ゴールデンウィーク休みに、スキューバダイビングのライセンスを取りに伊豆へ行った。

空気の入っているタンク、潜行のための重り、ドライスーツなどの器材の陸上での総重量は約25kg。これをビーチで身にまとい、息を切らしながら入水する。

水に入ってしまえば重さは浮力で相殺されるものの、今度は波と浮力に対応することになる。

水の中でたくさんの器材を身にまとった体は、まるで着ぐるみを着たマスコットのような、陸上でのそれとは比べ物にならないくらいゆっくりで不器用な動きになる。

当たり前だが、陸と同じように呼吸はできないから、タンクから伸びたホースからの空気を口から吸う。
鼻は完全にマスクでふさがれているから、普段の呼吸と全く勝手が違う。
普段は無意識にできる呼吸が、海に潜った瞬間、100%意識を向けて積極的に行わないと命に係わる問題になるのだから、一大事だ。

海水が不意に目に入れば多少焦るし、目が痛くなる。

口に海水が入れば無性に真水が欲しくなる。

こうやって海に潜ってみると、本来水中に暮らす生き物でない人間が水深十数メートル、時にそれ以上を数十分にわたって泳ぐ、ということ自体がいかに常軌を逸した行いであるか、思い知らされる。


伊豆の海には思いの他たくさんの、色とりどりの魚たちがいた。

そして驚いたことに、彼らはダイバーがゆらゆら泳いでいても全く逃げていかない。
それどころか、「なんだこの、のろまな大きい魚は」といわんばかりにこちらの様子をそばで観察しているようだ。

こちらを伺っている魚たちは、水中という環境において、私たち人間より相当優秀だ。
彼らは体に酸素ボンベをつける必要もなければ、視界を確保するためにマスクをつける必要もない。その上ダイバーと比べ物にならない速度で泳げる魚たちにとって、口にくわえたチューブが命綱の人間など水中で対面したところで脅威ではないのだ。

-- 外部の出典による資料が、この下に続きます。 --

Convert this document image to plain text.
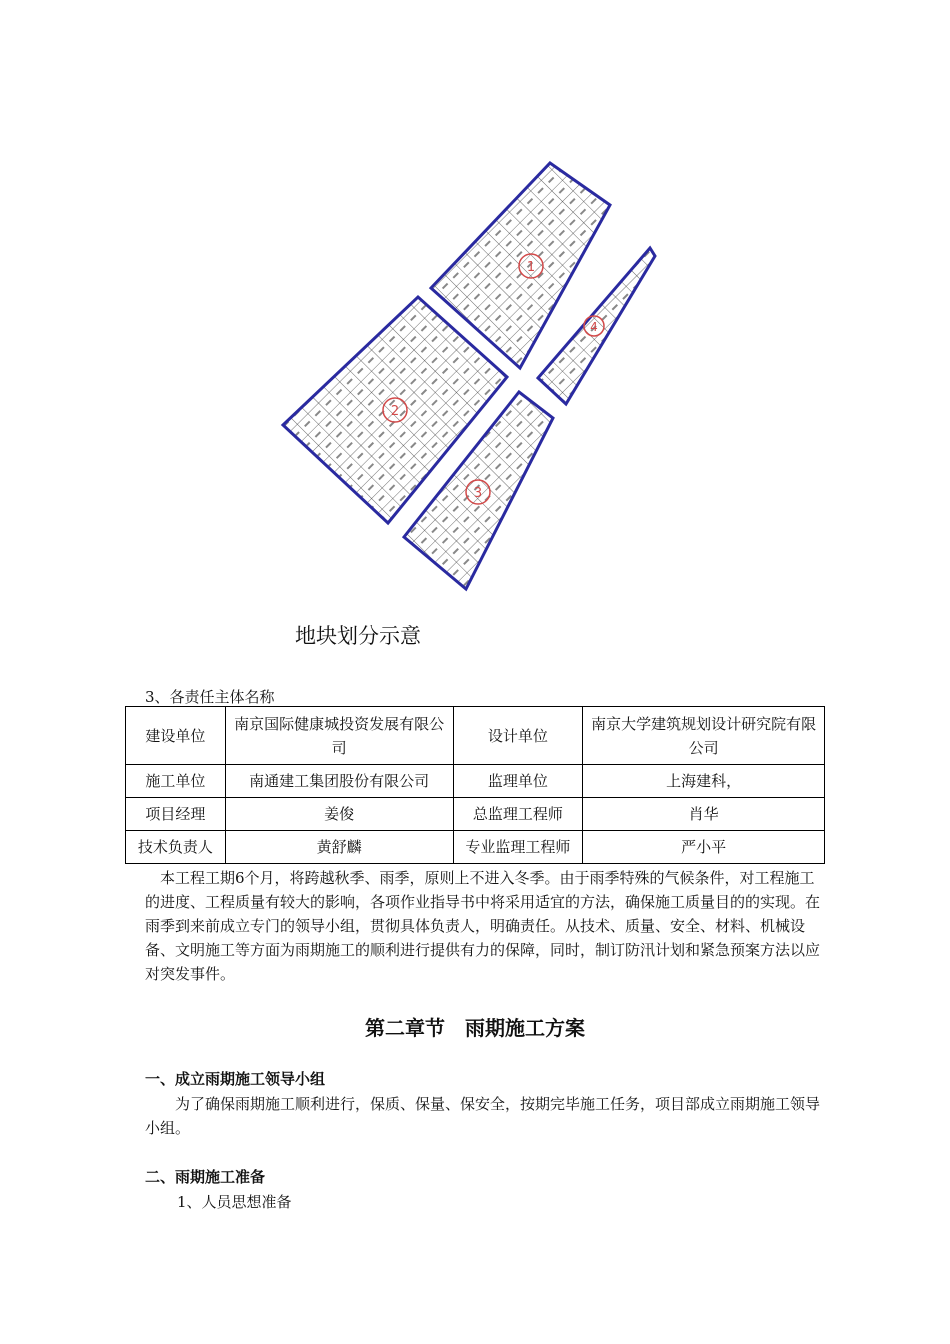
1
2
3
4
地块划分示意
3、各责任主体名称
建设单位	南京国际健康城投资发展有限公司	设计单位	南京大学建筑规划设计研究院有限公司
施工单位	南通建工集团股份有限公司	监理单位	上海建科，
项目经理	姜俊	总监理工程师	肖华
技术负责人	黄舒麟	专业监理工程师	严小平

本工程工期6个月，将跨越秋季、雨季，原则上不进入冬季。由于雨季特殊的气候条件，对工程施工的进度、工程质量有较大的影响，各项作业指导书中将采用适宜的方法，确保施工质量目的的实现。在雨季到来前成立专门的领导小组，贯彻具体负责人，明确责任。从技术、质量、安全、材料、机械设备、文明施工等方面为雨期施工的顺利进行提供有力的保障，同时，制订防汛计划和紧急预案方法以应对突发事件。

第二章节　雨期施工方案
一、成立雨期施工领导小组

为了确保雨期施工顺利进行，保质、保量、保安全，按期完毕施工任务，项目部成立雨期施工领导小组。

二、雨期施工准备
1、人员思想准备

自然の中で生身の状態であるとき、人間は他の生物に比べて、往々にしてかなり無力だ。

チーターとの追っかけっこや、象との力比べには到底勝てないし、鷹の視力、犬の聴力と比べた人間のそれは相当に劣る。

食べ物はそこらへんのプランクトンを食べるわけにはいかないし、転んだり、他の動物にひっかかれようものなら、むき出しの皮膚はすぐに傷ついてしまう人間は、自然に放り出されて生き残るには、あまりにデリケートな生き物だ。

それでも、スーパーマーケットから自分が生産したわけでもない食料を手に入れたり、飛行機で空を飛んだり、器材を身にまとって海に潜ったり、他の生物には明らかに劣る身体能力をよそに発展を遂げた人間が、彼らを圧倒する能力として備えていたのが、言語、論理的思考、創造性、問題解決能力などの、「考える力」だ。

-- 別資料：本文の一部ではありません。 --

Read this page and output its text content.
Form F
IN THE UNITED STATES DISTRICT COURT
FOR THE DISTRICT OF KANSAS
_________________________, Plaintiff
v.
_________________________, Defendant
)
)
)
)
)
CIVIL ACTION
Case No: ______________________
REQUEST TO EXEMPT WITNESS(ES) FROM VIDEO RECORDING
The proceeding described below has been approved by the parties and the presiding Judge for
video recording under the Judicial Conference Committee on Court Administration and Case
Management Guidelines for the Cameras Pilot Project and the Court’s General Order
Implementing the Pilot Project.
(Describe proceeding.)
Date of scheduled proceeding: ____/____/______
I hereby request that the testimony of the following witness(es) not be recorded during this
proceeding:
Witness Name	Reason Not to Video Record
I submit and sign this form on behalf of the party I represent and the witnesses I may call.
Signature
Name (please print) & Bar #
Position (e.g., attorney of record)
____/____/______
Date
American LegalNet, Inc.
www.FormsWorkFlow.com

それは道具や技術の開発、言語の発展、集団として機能することを可能にし、人間は文化と芸術を通してコミュニティを強化することで、新たな技術や発明を生み出してきた。

これまでの産業革命で、手作業が機械に肩代わりされたと思うや否や、製鉄や造船も機械化、電気と石油によって大量生産が大きく加速した。
コンピューターが単純作業を自動化するようになると、産業用ロボットは運搬・溶接・検査といった作業を代替してくれるようになった。

危険を伴う肉体労働や、創造性の求められない単純作業は機械に任せられるようになり、私たちは、考えることにより時間を使えるようになった。

そして今、人間の発展を可能にしてきた「考える力」それ自体の自動化までもが、実現しつつあるのだ。

そうなったとき、人間には何が残るというのか。

今年3月、Microsoftの新しいAIツールの紹介では、スピーカーが子供の卒業パーティーのスピーチをAIに代行させるという内容のデモが説明された。
そんな最も人間らしいやり取りまで私たちはAIに任せたいのだろうか。

新しい技術、それがもたらす可能性、それを世に知らしめることは、株主のサポートが要となる企業にとっては欠かせない。
技術開発を進めよ、と世の中が出資するなら、後先考えずそれに応じるのが理にかなったシステムの中で、私たちは生きている。

そして一方、株主・消費者は、それら技術が私たちの生活を長期的に本当に良くするのか、判断し、投票する力がある。

新しいモノが世の中に浸透していく際、私たちは画期的な側面を喜ぶと同時に、それがどんなマイナスの側面をはらむか検討し、規制を加えることで、その技術を活かしてきた。

例えば車の登場は、利便性と共に自動車事故を生み出した。
それでも私たちは車がもたらす利益を最大限に生かす方法として、交通ルールを整備したり、シートベルトの機能を向上したりして、車のある社会を維持している。

AI技術は未知の可能性を人類にもたらすと同時に、それが制御不能となる前に、使い方・ルールを考えなければ、人間の最大の強みである「考える力」までもとってかわり、人間はいよいよお払い箱、その全盛期に幕を閉じるというわけだ。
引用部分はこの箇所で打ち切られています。